Clarifying Planck's law

Question

I've edited this. The 2 answers i've received so far were confused as to my meaning.

I'm in an endless argument with a guy who insists that Planck's law predicts that a black body where $T>0$ radiates at all wavelengths.

I insist that a black body can only radiate the wavelengths that it receives from it's surroundings because it's in thermal equilibrium.

So who's right?

Edit:

I think that you guys are trying to answer this question without knowing the definition of a black body. A black body is called "black" because it's indistinguishable from it's surroundings. It's in thermal equilibrium with it's surrounding environment. I don't see how any of you guys can say that real-world objects behave like black bodies since A) black bodies are an idealized state, and B) black bodies can not exist in nature.

Given a black body where T=300K (15C). The other guy claims that the BB will radiate at all wavelengths, while I say that radiation will peak at ~10um. He says that any BB, regardless of temperature will radiate the full spectrum including visible light and x-rays. That is simply ludicrous. What he's saying is that we can get more out of a system than we put into it.

Given all that, if you have the interest to answer then would you please stick to the question and not bring real world objects like the Earth and Sun into it. Neither are black bodies. Please stick to black bodies.

Answer 1

A blackbody will radiate at all wavelengths. The radiation is determined by the body's temperature, and is not related to incoming radiation.

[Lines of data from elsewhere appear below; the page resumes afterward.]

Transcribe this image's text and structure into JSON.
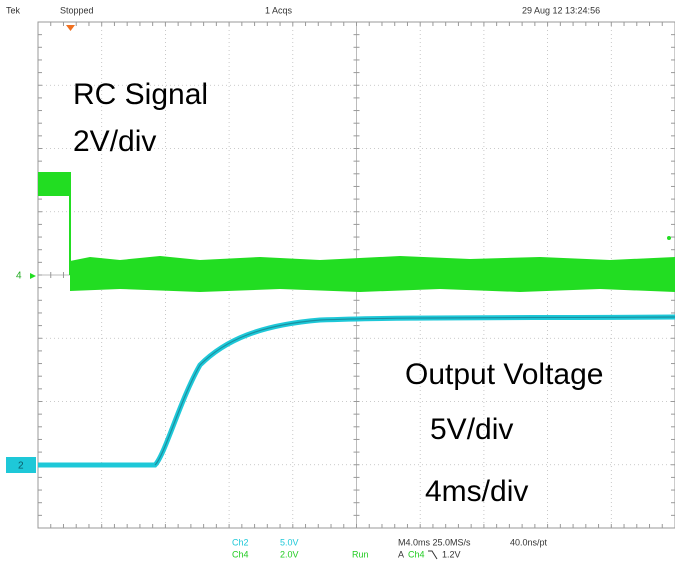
{
  "header": {
    "brand": "Tek",
    "status": "Stopped",
    "acquisitions": "1 Acqs",
    "timestamp": "29 Aug 12 13:24:56"
  },
  "markers": {
    "ch4": "4",
    "ch2": "2"
  },
  "annotations": {
    "rc_signal": "RC Signal",
    "rc_scale": "2V/div",
    "output": "Output Voltage",
    "output_scale": "5V/div",
    "time_scale": "4ms/div"
  },
  "footer": {
    "ch2_name": "Ch2",
    "ch2_scale": "5.0V",
    "ch4_name": "Ch4",
    "ch4_scale": "2.0V",
    "timebase": "M4.0ms 25.0MS/s",
    "resolution": "40.0ns/pt",
    "run": "Run",
    "trigger_source_prefix": "A",
    "trigger_source": "Ch4",
    "trigger_level": "1.2V"
  }
}
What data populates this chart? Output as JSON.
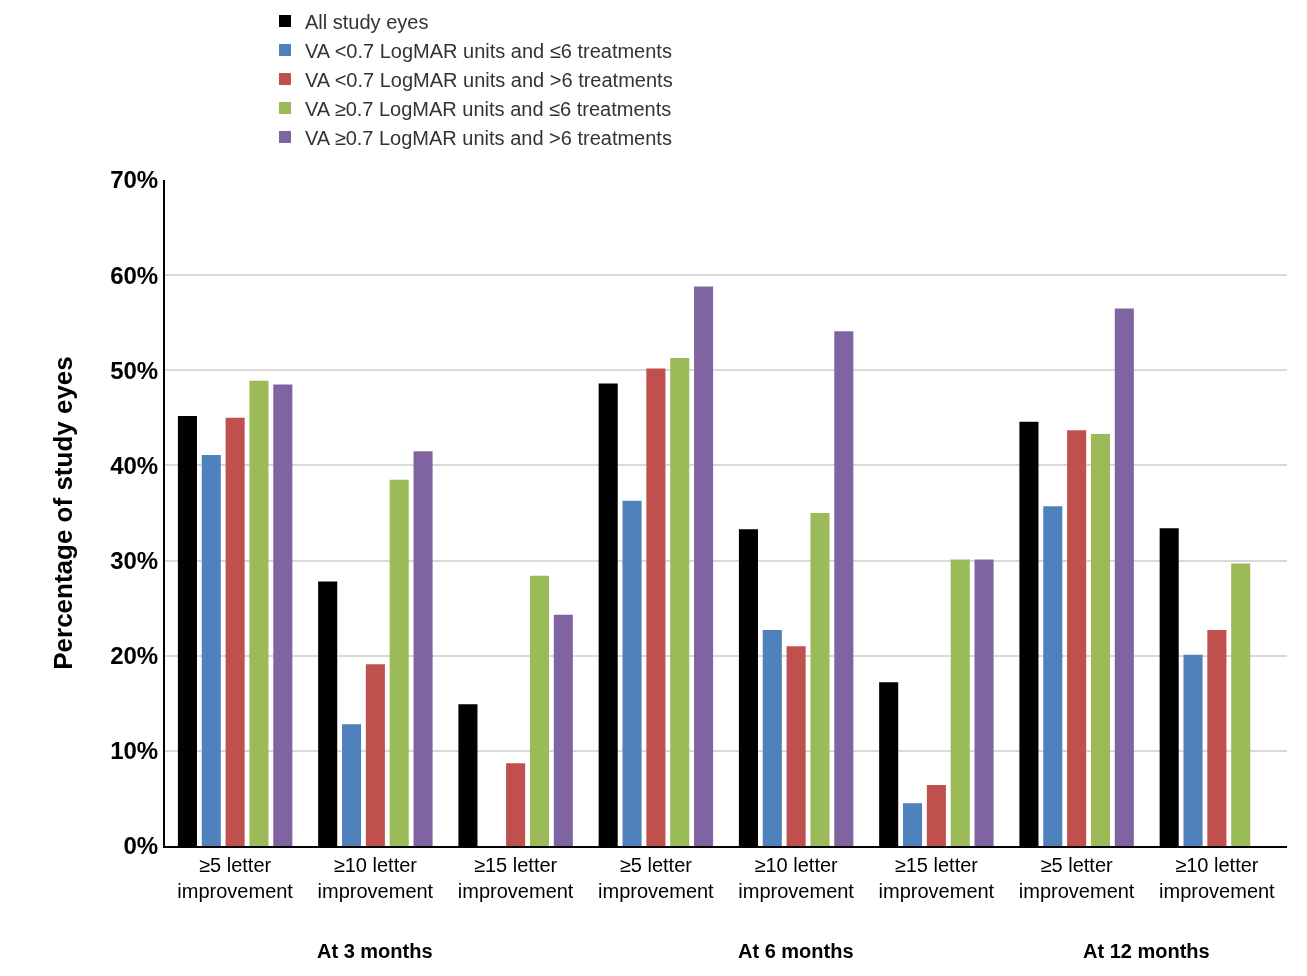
{
  "chart_data": {
    "type": "bar",
    "ylabel": "Percentage of study eyes",
    "categories": [
      "≥5 letter improvement",
      "≥10 letter improvement",
      "≥15 letter improvement",
      "≥5 letter improvement",
      "≥10 letter improvement",
      "≥15 letter improvement",
      "≥5 letter improvement",
      "≥10 letter improvement"
    ],
    "series": [
      {
        "name": "All study eyes",
        "color": "#000000",
        "values": [
          45.2,
          27.8,
          14.9,
          48.6,
          33.3,
          17.2,
          44.6,
          33.4
        ]
      },
      {
        "name": "VA <0.7 LogMAR units and ≤6 treatments",
        "color": "#4f81bd",
        "values": [
          41.1,
          12.8,
          null,
          36.3,
          22.7,
          4.5,
          35.7,
          20.1
        ]
      },
      {
        "name": "VA <0.7 LogMAR units and >6 treatments",
        "color": "#c0504d",
        "values": [
          45.0,
          19.1,
          8.7,
          50.2,
          21.0,
          6.4,
          43.7,
          22.7
        ]
      },
      {
        "name": "VA ≥0.7 LogMAR units and ≤6 treatments",
        "color": "#9bbb59",
        "values": [
          48.9,
          38.5,
          28.4,
          51.3,
          35.0,
          30.1,
          43.3,
          29.7
        ]
      },
      {
        "name": "VA ≥0.7 LogMAR units and >6 treatments",
        "color": "#8064a2",
        "values": [
          48.5,
          41.5,
          24.3,
          58.8,
          54.1,
          30.1,
          56.5,
          null
        ]
      }
    ],
    "ylim": [
      0,
      70
    ],
    "yticks": [
      {
        "value": 0,
        "label": "0%"
      },
      {
        "value": 10,
        "label": "10%"
      },
      {
        "value": 20,
        "label": "20%"
      },
      {
        "value": 30,
        "label": "30%"
      },
      {
        "value": 40,
        "label": "40%"
      },
      {
        "value": 50,
        "label": "50%"
      },
      {
        "value": 60,
        "label": "60%"
      },
      {
        "value": 70,
        "label": "70%"
      }
    ],
    "grid": "y",
    "legend": "top",
    "annotations": [
      "At 3 months",
      "At 6 months",
      "At 12 months"
    ]
  }
}
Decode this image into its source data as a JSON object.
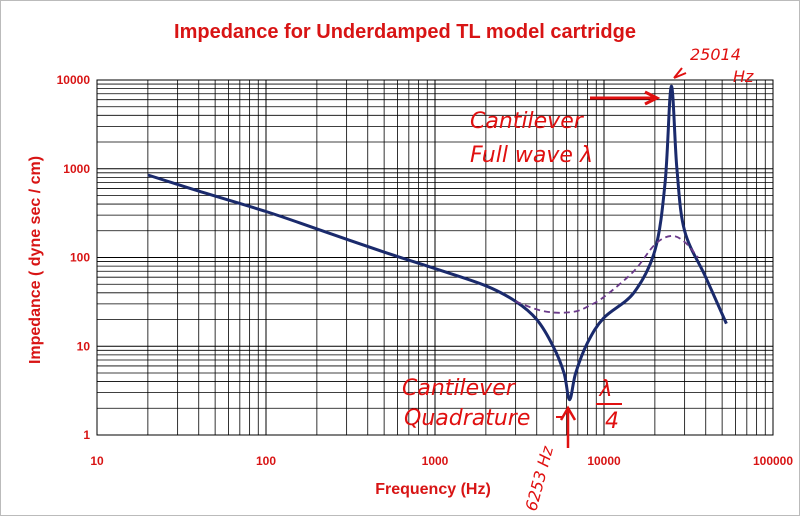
{
  "chart_data": {
    "type": "line",
    "title": "Impedance for Underdamped TL model cartridge",
    "xlabel": "Frequency (Hz)",
    "ylabel": "Impedance ( dyne sec / cm)",
    "x_scale": "log",
    "y_scale": "log",
    "xlim": [
      10,
      100000
    ],
    "ylim": [
      1,
      10000
    ],
    "x_ticks": [
      "10",
      "100",
      "1000",
      "10000",
      "100000"
    ],
    "y_ticks": [
      "1",
      "10",
      "100",
      "1000",
      "10000"
    ],
    "grid": true,
    "series": [
      {
        "color": "#1a2a6c",
        "style": "solid",
        "points": [
          [
            20,
            850
          ],
          [
            40,
            560
          ],
          [
            100,
            330
          ],
          [
            200,
            210
          ],
          [
            500,
            115
          ],
          [
            1000,
            75
          ],
          [
            2000,
            48
          ],
          [
            3000,
            32
          ],
          [
            4000,
            20
          ],
          [
            5000,
            10
          ],
          [
            5800,
            5
          ],
          [
            6253,
            2.5
          ],
          [
            6800,
            5
          ],
          [
            8000,
            11
          ],
          [
            10000,
            21
          ],
          [
            15000,
            40
          ],
          [
            20000,
            120
          ],
          [
            23000,
            700
          ],
          [
            25014,
            8500
          ],
          [
            27000,
            1000
          ],
          [
            30000,
            200
          ],
          [
            40000,
            60
          ],
          [
            53000,
            18
          ]
        ]
      },
      {
        "color": "#6a3a8a",
        "style": "dashed",
        "points": [
          [
            3000,
            32
          ],
          [
            4000,
            26
          ],
          [
            5000,
            24
          ],
          [
            6000,
            24
          ],
          [
            7000,
            25
          ],
          [
            8000,
            28
          ],
          [
            10000,
            36
          ],
          [
            15000,
            70
          ],
          [
            20000,
            140
          ],
          [
            25000,
            175
          ],
          [
            30000,
            150
          ],
          [
            36000,
            100
          ]
        ]
      }
    ],
    "annotations": {
      "peak_freq": "25014",
      "peak_unit": "Hz",
      "cantilever_top": "Cantilever",
      "full_wave": "Full wave λ",
      "cantilever_bottom": "Cantilever",
      "quadrature": "Quadrature",
      "fraction_num": "λ",
      "fraction_den": "4",
      "dip_freq": "6253 Hz"
    }
  }
}
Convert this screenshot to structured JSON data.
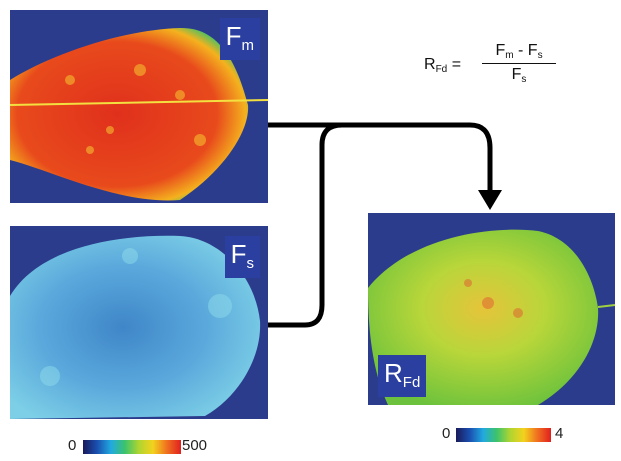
{
  "panels": {
    "fm": {
      "label_main": "F",
      "label_sub": "m"
    },
    "fs": {
      "label_main": "F",
      "label_sub": "s"
    },
    "rfd": {
      "label_main": "R",
      "label_sub": "Fd"
    }
  },
  "formula": {
    "lhs_main": "R",
    "lhs_sub": "Fd",
    "equals": "=",
    "num_a_main": "F",
    "num_a_sub": "m",
    "num_op": " - ",
    "num_b_main": "F",
    "num_b_sub": "s",
    "den_main": "F",
    "den_sub": "s"
  },
  "colorbars": {
    "left": {
      "min": "0",
      "max": "500"
    },
    "right": {
      "min": "0",
      "max": "4"
    }
  },
  "colors": {
    "panel_bg": "#2c3c8c",
    "label_bg": "#2a3fa0",
    "fm_leaf": "#e03a1e",
    "fs_leaf": "#5fb0e0",
    "rfd_leaf": "#9fd23a",
    "connector": "#000000"
  }
}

For example, the Sun radiates a blackbody spectrum with a peak around the wavelengths of visible light. But it hardly absorbs any radiation at all (probably mostly from the CMB, which has a peak in the microwave region).

Another example: The Earth absorbs sunlight, but since it is colder than the Sun, it radiates a blackbody spectrum with a peak in the infrared. The difference in outgoing and incoming radiation is exactly what makes the greenhouse effect work.

Edit: Since you edited your question, I will explain more. The Earth and the Sun are in fact blackbodies, to a good approximation; see here. The essential feature of blackbody radiation is that some physical system (the blackbody) is in equilibrium with a photon gas. It is assumed that the small amount of radiation that escapes into the surroundings does not significantly affect the thermal equilibrium. By the Planck law, this photon gas will indeed contain some photons of all wavelengths, including visible light, x-rays and even gamma rays.

However, you are also right that the spectrum has a peak at a temperature-dependent wavelength ($\lambda_\max = \frac{2.9\, \mathrm{mK\,m}}{T}$). There will be comparatively few photons with wavelengths far away from this peak.

A blackbody does not need to be "indistinguishable from its surroundings". It is called "black" because it absorbs all light that hits it; it does not reflect anything. So in a very narrow way you are right that it "can only radiate the wavelengths that it receives from its surroundings": In thermal equilibrium, all wavelengths are present, and the blackbody also absorbs and emits all wavelengths; therefore it only emits those wavelengths it absorbs.

Answer 2

A blackbody will radiate at any wavelength, as you can infer from the Planck's law $$ B_\lambda(\lambda, T) =\frac{2hc^2}{\lambda^5}\frac{1}{ e^{\frac{hc}{\lambda k_\mathrm B T}} - 1} $$ which is different from zero for any $\lambda$.